SITUÉE au nord ouest de l’Espagne, entre le Pays Basque et la Galice, les Asturies forment une « communauté autonome » (région) d’un million d’habitants, avec de nombreux particularismes, notamment en matière de pharmacies. Les pharmaciens qui souhaitent y racheter ou y créer une officine doivent remplir un certain nombre de critères, et ceux déjà installés, ou exerçant déjà dans la région, sont prioritaires sur les pharmaciens extérieurs aux Asturies. Il existe en outre des critères géographiques et des quotas de population spécifiques.
Deux pharmaciens espagnols, José Manuel Blanco Perez et Maria der Pilar Chao Gomez, qui s’étaient vus refuser une création au motif qu’ils n’exerçaient pas auparavant dans les Asturies, ont jugé cette disposition discriminatoire au regard de l’article 43 du traité de l’Union européenne, qui garantit à tout citoyen de l’UE la liberté d’installation et d’entreprise. Ils ont, de plus, mis en doute la légalité des quotas géographiques, et ont donc saisi le tribunal de justice supérieure des Asturies sur ces deux points. Ce dernier a transmis les questions à la Cour de justice européenne, pour avoir son opinion avant de statuer. Cette procédure, dite question préjudicielle, est fréquente et permet ainsi aux tribunaux nationaux de rendre un avis conforme d’emblée à la législation européenne.
Un avis nuancé.
L’avocat général de la Cour de Luxembourg, Miguel Poiares Pessoa Maduro, vient de rendre son avis sur la question de l´antériorité, ainsi que sur celle, concomitante, de la légalité des règles de répartition géographiques. Son opinion, publiée le 30 septembre à l’issue des débats, servira de base au jugement qui sera prononcé, lui, dans les semaines à venir. En général, ces avis sont presque toujours suivis par la Cour, dont le jugement définitif est sans appel et fait jurisprudence. Dans le cas présent, la problématique, dépassant de loin les seules Asturies, portait sur la validité des mesures de limitation des officines et des quotas.
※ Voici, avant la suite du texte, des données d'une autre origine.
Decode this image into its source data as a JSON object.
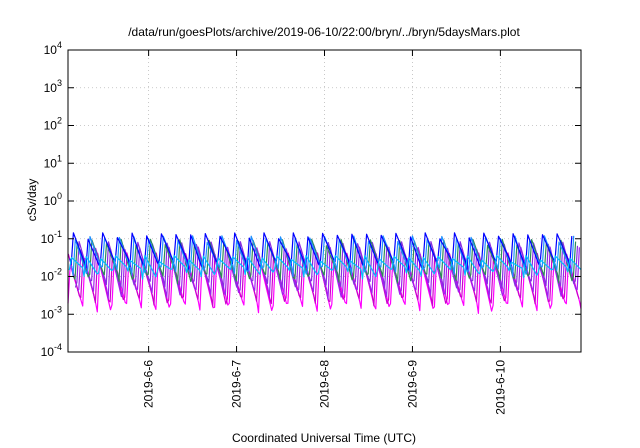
{
  "chart_data": {
    "type": "line",
    "title": "/data/run/goesPlots/archive/2019-06-10/22:00/bryn/../bryn/5daysMars.plot",
    "xlabel": "Coordinated Universal Time (UTC)",
    "ylabel": "cSv/day",
    "yscale": "log",
    "ylim": [
      0.0001,
      10000
    ],
    "y_ticks": [
      {
        "value": 0.0001,
        "base": "10",
        "exp": "-4"
      },
      {
        "value": 0.001,
        "base": "10",
        "exp": "-3"
      },
      {
        "value": 0.01,
        "base": "10",
        "exp": "-2"
      },
      {
        "value": 0.1,
        "base": "10",
        "exp": "-1"
      },
      {
        "value": 1,
        "base": "10",
        "exp": "0"
      },
      {
        "value": 10,
        "base": "10",
        "exp": "1"
      },
      {
        "value": 100,
        "base": "10",
        "exp": "2"
      },
      {
        "value": 1000,
        "base": "10",
        "exp": "3"
      },
      {
        "value": 10000,
        "base": "10",
        "exp": "4"
      }
    ],
    "xlim": [
      "2019-06-05T02:00",
      "2019-06-10T22:00"
    ],
    "x_ticks": [
      {
        "value": "2019-06-06T00:00",
        "label": "2019-6-6"
      },
      {
        "value": "2019-06-07T00:00",
        "label": "2019-6-7"
      },
      {
        "value": "2019-06-08T00:00",
        "label": "2019-6-8"
      },
      {
        "value": "2019-06-09T00:00",
        "label": "2019-6-9"
      },
      {
        "value": "2019-06-10T00:00",
        "label": "2019-6-10"
      }
    ],
    "grid": true,
    "legend": "none",
    "approx_pattern": "sawtooth, ~6 teeth per day; peaks near 0.1, troughs near 0.002 to 0.03 depending on series",
    "series": [
      {
        "color": "#ff00ff",
        "peak": 0.025,
        "trough": 0.0015
      },
      {
        "color": "#cc00cc",
        "peak": 0.035,
        "trough": 0.0022
      },
      {
        "color": "#a020f0",
        "peak": 0.05,
        "trough": 0.0035
      },
      {
        "color": "#8a2be2",
        "peak": 0.07,
        "trough": 0.006
      },
      {
        "color": "#2e8b57",
        "peak": 0.08,
        "trough": 0.009
      },
      {
        "color": "#1e90ff",
        "peak": 0.1,
        "trough": 0.014
      },
      {
        "color": "#0000ff",
        "peak": 0.12,
        "trough": 0.02
      },
      {
        "color": "#00bfff",
        "peak": 0.03,
        "trough": 0.012
      }
    ]
  }
}
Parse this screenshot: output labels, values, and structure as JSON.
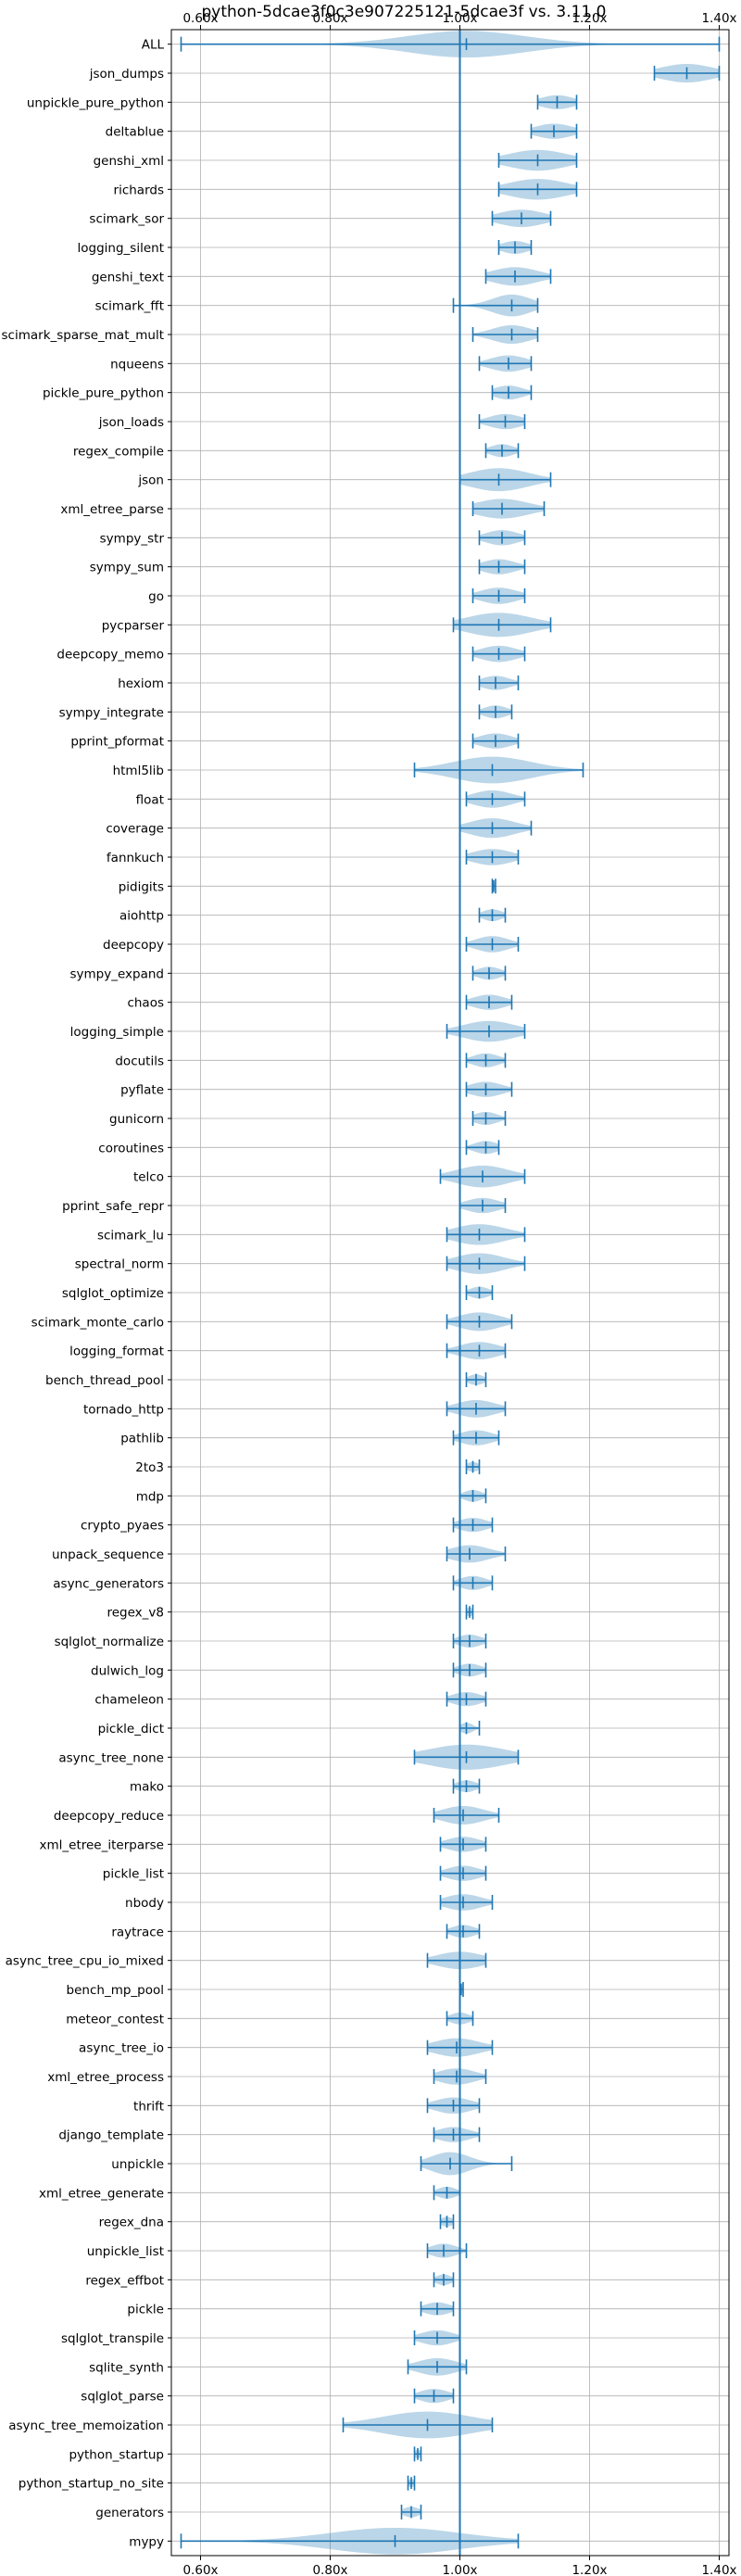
{
  "chart_data": {
    "type": "violin",
    "title": "python-5dcae3f0c3e907225121-5dcae3f vs. 3.11.0",
    "xlim": [
      0.555,
      1.415
    ],
    "xticks": [
      {
        "value": 0.6,
        "label": "0.60x"
      },
      {
        "value": 0.8,
        "label": "0.80x"
      },
      {
        "value": 1.0,
        "label": "1.00x"
      },
      {
        "value": 1.2,
        "label": "1.20x"
      },
      {
        "value": 1.4,
        "label": "1.40x"
      }
    ],
    "reference_line": 1.0,
    "grid": true,
    "colors": {
      "violin": "#1f77b4",
      "violin_fill_opacity": 0.3,
      "axis": "#000000",
      "grid": "#b0b0b0"
    },
    "categories": [
      {
        "name": "ALL",
        "min": 0.57,
        "max": 1.4,
        "median": 1.01,
        "spread": 0.09
      },
      {
        "name": "json_dumps",
        "min": 1.3,
        "max": 1.4,
        "median": 1.35,
        "spread": 0.04
      },
      {
        "name": "unpickle_pure_python",
        "min": 1.12,
        "max": 1.18,
        "median": 1.15,
        "spread": 0.025
      },
      {
        "name": "deltablue",
        "min": 1.11,
        "max": 1.18,
        "median": 1.145,
        "spread": 0.028
      },
      {
        "name": "genshi_xml",
        "min": 1.06,
        "max": 1.18,
        "median": 1.12,
        "spread": 0.045
      },
      {
        "name": "richards",
        "min": 1.06,
        "max": 1.18,
        "median": 1.12,
        "spread": 0.045
      },
      {
        "name": "scimark_sor",
        "min": 1.05,
        "max": 1.14,
        "median": 1.095,
        "spread": 0.035
      },
      {
        "name": "logging_silent",
        "min": 1.06,
        "max": 1.11,
        "median": 1.085,
        "spread": 0.02
      },
      {
        "name": "genshi_text",
        "min": 1.04,
        "max": 1.14,
        "median": 1.085,
        "spread": 0.035
      },
      {
        "name": "scimark_fft",
        "min": 0.99,
        "max": 1.12,
        "median": 1.08,
        "spread": 0.03
      },
      {
        "name": "scimark_sparse_mat_mult",
        "min": 1.02,
        "max": 1.12,
        "median": 1.08,
        "spread": 0.03
      },
      {
        "name": "nqueens",
        "min": 1.03,
        "max": 1.11,
        "median": 1.075,
        "spread": 0.028
      },
      {
        "name": "pickle_pure_python",
        "min": 1.05,
        "max": 1.11,
        "median": 1.075,
        "spread": 0.022
      },
      {
        "name": "json_loads",
        "min": 1.03,
        "max": 1.1,
        "median": 1.07,
        "spread": 0.025
      },
      {
        "name": "regex_compile",
        "min": 1.04,
        "max": 1.09,
        "median": 1.065,
        "spread": 0.018
      },
      {
        "name": "json",
        "min": 1.0,
        "max": 1.14,
        "median": 1.06,
        "spread": 0.045
      },
      {
        "name": "xml_etree_parse",
        "min": 1.02,
        "max": 1.13,
        "median": 1.065,
        "spread": 0.04
      },
      {
        "name": "sympy_str",
        "min": 1.03,
        "max": 1.1,
        "median": 1.065,
        "spread": 0.025
      },
      {
        "name": "sympy_sum",
        "min": 1.03,
        "max": 1.1,
        "median": 1.06,
        "spread": 0.025
      },
      {
        "name": "go",
        "min": 1.02,
        "max": 1.1,
        "median": 1.06,
        "spread": 0.028
      },
      {
        "name": "pycparser",
        "min": 0.99,
        "max": 1.14,
        "median": 1.06,
        "spread": 0.05
      },
      {
        "name": "deepcopy_memo",
        "min": 1.02,
        "max": 1.1,
        "median": 1.06,
        "spread": 0.028
      },
      {
        "name": "hexiom",
        "min": 1.03,
        "max": 1.09,
        "median": 1.055,
        "spread": 0.022
      },
      {
        "name": "sympy_integrate",
        "min": 1.03,
        "max": 1.08,
        "median": 1.055,
        "spread": 0.018
      },
      {
        "name": "pprint_pformat",
        "min": 1.02,
        "max": 1.09,
        "median": 1.055,
        "spread": 0.025
      },
      {
        "name": "html5lib",
        "min": 0.93,
        "max": 1.19,
        "median": 1.05,
        "spread": 0.06
      },
      {
        "name": "float",
        "min": 1.01,
        "max": 1.1,
        "median": 1.05,
        "spread": 0.03
      },
      {
        "name": "coverage",
        "min": 1.0,
        "max": 1.11,
        "median": 1.05,
        "spread": 0.035
      },
      {
        "name": "fannkuch",
        "min": 1.01,
        "max": 1.09,
        "median": 1.05,
        "spread": 0.03
      },
      {
        "name": "pidigits",
        "min": 1.05,
        "max": 1.055,
        "median": 1.052,
        "spread": 0.004
      },
      {
        "name": "aiohttp",
        "min": 1.03,
        "max": 1.07,
        "median": 1.05,
        "spread": 0.015
      },
      {
        "name": "deepcopy",
        "min": 1.01,
        "max": 1.09,
        "median": 1.05,
        "spread": 0.025
      },
      {
        "name": "sympy_expand",
        "min": 1.02,
        "max": 1.07,
        "median": 1.045,
        "spread": 0.018
      },
      {
        "name": "chaos",
        "min": 1.01,
        "max": 1.08,
        "median": 1.045,
        "spread": 0.025
      },
      {
        "name": "logging_simple",
        "min": 0.98,
        "max": 1.1,
        "median": 1.045,
        "spread": 0.04
      },
      {
        "name": "docutils",
        "min": 1.01,
        "max": 1.07,
        "median": 1.04,
        "spread": 0.02
      },
      {
        "name": "pyflate",
        "min": 1.01,
        "max": 1.08,
        "median": 1.04,
        "spread": 0.025
      },
      {
        "name": "gunicorn",
        "min": 1.02,
        "max": 1.07,
        "median": 1.04,
        "spread": 0.018
      },
      {
        "name": "coroutines",
        "min": 1.01,
        "max": 1.06,
        "median": 1.04,
        "spread": 0.018
      },
      {
        "name": "telco",
        "min": 0.97,
        "max": 1.1,
        "median": 1.035,
        "spread": 0.04
      },
      {
        "name": "pprint_safe_repr",
        "min": 1.0,
        "max": 1.07,
        "median": 1.035,
        "spread": 0.025
      },
      {
        "name": "scimark_lu",
        "min": 0.98,
        "max": 1.1,
        "median": 1.03,
        "spread": 0.04
      },
      {
        "name": "spectral_norm",
        "min": 0.98,
        "max": 1.1,
        "median": 1.03,
        "spread": 0.038
      },
      {
        "name": "sqlglot_optimize",
        "min": 1.01,
        "max": 1.05,
        "median": 1.03,
        "spread": 0.015
      },
      {
        "name": "scimark_monte_carlo",
        "min": 0.98,
        "max": 1.08,
        "median": 1.03,
        "spread": 0.032
      },
      {
        "name": "logging_format",
        "min": 0.98,
        "max": 1.07,
        "median": 1.03,
        "spread": 0.03
      },
      {
        "name": "bench_thread_pool",
        "min": 1.01,
        "max": 1.04,
        "median": 1.025,
        "spread": 0.012
      },
      {
        "name": "tornado_http",
        "min": 0.98,
        "max": 1.07,
        "median": 1.025,
        "spread": 0.03
      },
      {
        "name": "pathlib",
        "min": 0.99,
        "max": 1.06,
        "median": 1.025,
        "spread": 0.025
      },
      {
        "name": "2to3",
        "min": 1.01,
        "max": 1.03,
        "median": 1.02,
        "spread": 0.01
      },
      {
        "name": "mdp",
        "min": 1.0,
        "max": 1.04,
        "median": 1.02,
        "spread": 0.014
      },
      {
        "name": "crypto_pyaes",
        "min": 0.99,
        "max": 1.05,
        "median": 1.02,
        "spread": 0.022
      },
      {
        "name": "unpack_sequence",
        "min": 0.98,
        "max": 1.07,
        "median": 1.015,
        "spread": 0.03
      },
      {
        "name": "async_generators",
        "min": 0.99,
        "max": 1.05,
        "median": 1.02,
        "spread": 0.02
      },
      {
        "name": "regex_v8",
        "min": 1.01,
        "max": 1.02,
        "median": 1.015,
        "spread": 0.008
      },
      {
        "name": "sqlglot_normalize",
        "min": 0.99,
        "max": 1.04,
        "median": 1.015,
        "spread": 0.018
      },
      {
        "name": "dulwich_log",
        "min": 0.99,
        "max": 1.04,
        "median": 1.015,
        "spread": 0.018
      },
      {
        "name": "chameleon",
        "min": 0.98,
        "max": 1.04,
        "median": 1.01,
        "spread": 0.022
      },
      {
        "name": "pickle_dict",
        "min": 1.0,
        "max": 1.03,
        "median": 1.01,
        "spread": 0.01
      },
      {
        "name": "async_tree_none",
        "min": 0.93,
        "max": 1.09,
        "median": 1.01,
        "spread": 0.06
      },
      {
        "name": "mako",
        "min": 0.99,
        "max": 1.03,
        "median": 1.01,
        "spread": 0.015
      },
      {
        "name": "deepcopy_reduce",
        "min": 0.96,
        "max": 1.06,
        "median": 1.005,
        "spread": 0.032
      },
      {
        "name": "xml_etree_iterparse",
        "min": 0.97,
        "max": 1.04,
        "median": 1.005,
        "spread": 0.025
      },
      {
        "name": "pickle_list",
        "min": 0.97,
        "max": 1.04,
        "median": 1.005,
        "spread": 0.025
      },
      {
        "name": "nbody",
        "min": 0.97,
        "max": 1.05,
        "median": 1.005,
        "spread": 0.028
      },
      {
        "name": "raytrace",
        "min": 0.98,
        "max": 1.03,
        "median": 1.005,
        "spread": 0.018
      },
      {
        "name": "async_tree_cpu_io_mixed",
        "min": 0.95,
        "max": 1.04,
        "median": 1.0,
        "spread": 0.035
      },
      {
        "name": "bench_mp_pool",
        "min": 1.0,
        "max": 1.005,
        "median": 1.002,
        "spread": 0.003
      },
      {
        "name": "meteor_contest",
        "min": 0.98,
        "max": 1.02,
        "median": 1.0,
        "spread": 0.015
      },
      {
        "name": "async_tree_io",
        "min": 0.95,
        "max": 1.05,
        "median": 0.995,
        "spread": 0.035
      },
      {
        "name": "xml_etree_process",
        "min": 0.96,
        "max": 1.04,
        "median": 0.995,
        "spread": 0.028
      },
      {
        "name": "thrift",
        "min": 0.95,
        "max": 1.03,
        "median": 0.99,
        "spread": 0.028
      },
      {
        "name": "django_template",
        "min": 0.96,
        "max": 1.03,
        "median": 0.99,
        "spread": 0.025
      },
      {
        "name": "unpickle",
        "min": 0.94,
        "max": 1.08,
        "median": 0.985,
        "spread": 0.03
      },
      {
        "name": "xml_etree_generate",
        "min": 0.96,
        "max": 1.0,
        "median": 0.98,
        "spread": 0.015
      },
      {
        "name": "regex_dna",
        "min": 0.97,
        "max": 0.99,
        "median": 0.98,
        "spread": 0.01
      },
      {
        "name": "unpickle_list",
        "min": 0.95,
        "max": 1.01,
        "median": 0.975,
        "spread": 0.02
      },
      {
        "name": "regex_effbot",
        "min": 0.96,
        "max": 0.99,
        "median": 0.975,
        "spread": 0.012
      },
      {
        "name": "pickle",
        "min": 0.94,
        "max": 0.99,
        "median": 0.965,
        "spread": 0.02
      },
      {
        "name": "sqlglot_transpile",
        "min": 0.93,
        "max": 1.0,
        "median": 0.965,
        "spread": 0.025
      },
      {
        "name": "sqlite_synth",
        "min": 0.92,
        "max": 1.01,
        "median": 0.965,
        "spread": 0.03
      },
      {
        "name": "sqlglot_parse",
        "min": 0.93,
        "max": 0.99,
        "median": 0.96,
        "spread": 0.022
      },
      {
        "name": "async_tree_memoization",
        "min": 0.82,
        "max": 1.05,
        "median": 0.95,
        "spread": 0.07
      },
      {
        "name": "python_startup",
        "min": 0.93,
        "max": 0.94,
        "median": 0.935,
        "spread": 0.006
      },
      {
        "name": "python_startup_no_site",
        "min": 0.92,
        "max": 0.93,
        "median": 0.925,
        "spread": 0.005
      },
      {
        "name": "generators",
        "min": 0.91,
        "max": 0.94,
        "median": 0.925,
        "spread": 0.012
      },
      {
        "name": "mypy",
        "min": 0.57,
        "max": 1.09,
        "median": 0.9,
        "spread": 0.1
      }
    ]
  }
}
L’avis de l’avocat général, très nuancé, ne remet pas en cause la légitimité de telles mesures, mais vise à les encadrer strictement. Ainsi, selon lui, le fait de favoriser les pharmaciens déjà présents sur ceux arrivés plus tard dans la région, de même que différentes autres mesures techniques, constitue bien une entrave à la liberté d´installation prévue par l’article 43, si bien que le gouvernement régional des Asturies, et l’Espagne elle-même, pourraient être amenés à revoir ces règles. En revanche, et c’est en cela que les pharmaciens peuvent être soulagés, M. Poiares Pessoa Maduro rappelle, comme l’avait fait la Cour européenne, le 19 mai dernier, dans l’affaire sur les pharmacies italiennes, que les États restent maîtres d’organiser leur système de santé selon des règles nationales, lorsque l’intérêt de la santé de la population est en jeu, y compris si ces règles contreviennent à l’article 43. En clair, dans le cas d’espèce, l’antériorité de la présence d’un pharmacien en Asturies ne contribue pas à protéger la santé de la population, mais une bonne répartition géographique, elle, y participe.
Concrètement, si cet avis est confirmé par la Cour, ce qui devrait être le cas, les États qui réglementent les créations pourraient, en cas d’autres procès, être amenés à justifier plus précisément les mesures prises pour cela, voire à les changer, mais ils gardent l’entière possibilité de continuer à réglementer ce secteur. On peut donc dire que, si cet avis risque de gêner les pharmaciens installés depuis longtemps aux Asturies, les autres pharmaciens installés en Espagne et dans toute l’Europe ne verront pas pour autant leurs règles de création voler en éclat. Mais leurs autorités de tutelle risquent parfois d’être amenées à mieux les légitimer au regard des règles européennes, voire même à les faire évoluer si nécessaire.